Inductee: Ritchie Valens (vocals, guitar; born May 13, 1941, died February 3, 1959)
In the course of his short life, Ritchie Valens left a lasting impact on rock and roll with the classic rocker “La Bamba.” A high-energy reworking of an old Mexican wedding song, its driving simplicity foreshadowed garage-rock, frat-rock and punk-rock. Ironically, “La Bamba” was the B-side of “Donna,” a paean to Valens’ girlfriend that rose to #2 on Billboard’s singles chart. “La Bamba” also charted, peaking at #22. This double-sided smash is one of the greatest rock and roll singles of the Fifties.
Valens was born Richard Steven Valenzuela in the Los Angeles suburb of Pacoima. He grew up surrounded by Mexican music, but he also intently cocked an ear to black R&B vocal groups like the Crows, the Penguins and the Drifters. He also loved Little Richard (and was known as the “Little Richard of the San Fernando Valley”), Bo Diddley and Buddy Holly.

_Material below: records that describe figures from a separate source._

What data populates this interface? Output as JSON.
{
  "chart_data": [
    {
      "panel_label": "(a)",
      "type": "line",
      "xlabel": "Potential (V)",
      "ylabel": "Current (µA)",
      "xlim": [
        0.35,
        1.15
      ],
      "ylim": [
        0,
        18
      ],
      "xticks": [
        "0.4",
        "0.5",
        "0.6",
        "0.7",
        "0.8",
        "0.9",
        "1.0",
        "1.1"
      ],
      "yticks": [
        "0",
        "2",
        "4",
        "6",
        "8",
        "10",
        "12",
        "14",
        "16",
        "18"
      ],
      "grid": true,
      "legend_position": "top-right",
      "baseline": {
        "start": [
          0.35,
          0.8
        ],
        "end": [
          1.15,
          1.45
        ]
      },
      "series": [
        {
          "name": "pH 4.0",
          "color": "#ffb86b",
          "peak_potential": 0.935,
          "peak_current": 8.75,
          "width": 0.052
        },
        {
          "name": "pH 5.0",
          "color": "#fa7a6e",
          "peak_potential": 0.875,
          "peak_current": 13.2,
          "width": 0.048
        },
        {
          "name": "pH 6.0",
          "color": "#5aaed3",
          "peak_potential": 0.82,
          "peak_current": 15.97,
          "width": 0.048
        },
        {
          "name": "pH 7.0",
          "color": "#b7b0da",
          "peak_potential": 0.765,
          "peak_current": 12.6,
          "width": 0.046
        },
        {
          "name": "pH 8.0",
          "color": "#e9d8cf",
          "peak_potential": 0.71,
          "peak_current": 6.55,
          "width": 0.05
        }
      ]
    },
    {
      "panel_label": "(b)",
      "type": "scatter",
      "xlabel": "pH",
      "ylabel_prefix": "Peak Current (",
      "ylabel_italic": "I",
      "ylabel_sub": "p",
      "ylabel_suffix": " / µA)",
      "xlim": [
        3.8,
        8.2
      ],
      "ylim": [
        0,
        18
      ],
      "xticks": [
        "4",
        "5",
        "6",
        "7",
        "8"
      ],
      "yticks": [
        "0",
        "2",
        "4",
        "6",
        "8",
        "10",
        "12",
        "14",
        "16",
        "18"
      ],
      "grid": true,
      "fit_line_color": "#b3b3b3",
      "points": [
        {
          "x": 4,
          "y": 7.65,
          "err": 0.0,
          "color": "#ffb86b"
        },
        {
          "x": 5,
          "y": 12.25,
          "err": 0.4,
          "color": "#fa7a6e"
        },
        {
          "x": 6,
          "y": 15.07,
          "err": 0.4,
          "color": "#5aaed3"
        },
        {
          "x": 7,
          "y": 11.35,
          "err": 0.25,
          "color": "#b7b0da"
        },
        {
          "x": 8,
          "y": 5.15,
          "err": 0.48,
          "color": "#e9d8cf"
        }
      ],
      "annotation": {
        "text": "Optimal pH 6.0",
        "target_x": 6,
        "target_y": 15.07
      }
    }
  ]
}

Valens learned how to play guitar and joined a local dance band, the Silhouettes, at sixteen. In May 1958, he auditioned for Del-Fi label owner Bob Keane, who spotted his raw talent. Under Keane’s direction, Valens cut a few sessions at Gold Star Studios in Los Angeles. His debut single, “Come On, Let’s Go,” was a spirited rocker that barely missed the Top 40. Valens’ second session produced “Donna” and “La Bamba,” rush-released as a single after a deejay played an acetate of “Donna” on KFWB, Los Angeles’ biggest station. The song was a sweet, simple love song for a girl he knew at San Fernando High. Many years later, rock critic Lester Bangs called it “one of the classic teen loves ballads.” With “Donna” rising in the national charts, Valens made a promotional trip to New York in late December 1958, where he appeared on Dick Clark’s American Bandstand and Alan Freed’s Christmas Show.
Though “Donna” made Valens a star, it was “La Bamba” that would become most closely identified with the young Mexican-American rocker. “La Bamba” was a popular huapango – a Mexican fiesta dance song - that he learned from his cousin. Valens put a rock and roll spin on this spirited folk tune, juicing it up with garage-rock riffing and a raw, enthusiastic solo. In essence, he invented Latino rock with this two-minute rock and roll classic.
The budding star was on a fast track when he embarked on the ill-fated Winter Dance Party bus tour of the Midwest in late January 1959. When headliner Buddy Holly chartered a plane to fly from Iowa, to the next date in Fargo, North Dakota, Valens flipped a coin with guitarist Tommy Allsop to see who would get the last seat. Valens won the toss and boarded the small aircraft, which took off in the early hours of February 3, 1959. Minutes later it crashed in a cornfield, claiming the lives of Valens, Holly, J.P. Richardson ("The Big Bopper") and the pilot. Valens, who was only 17 years old, left behind a small but influential body of work.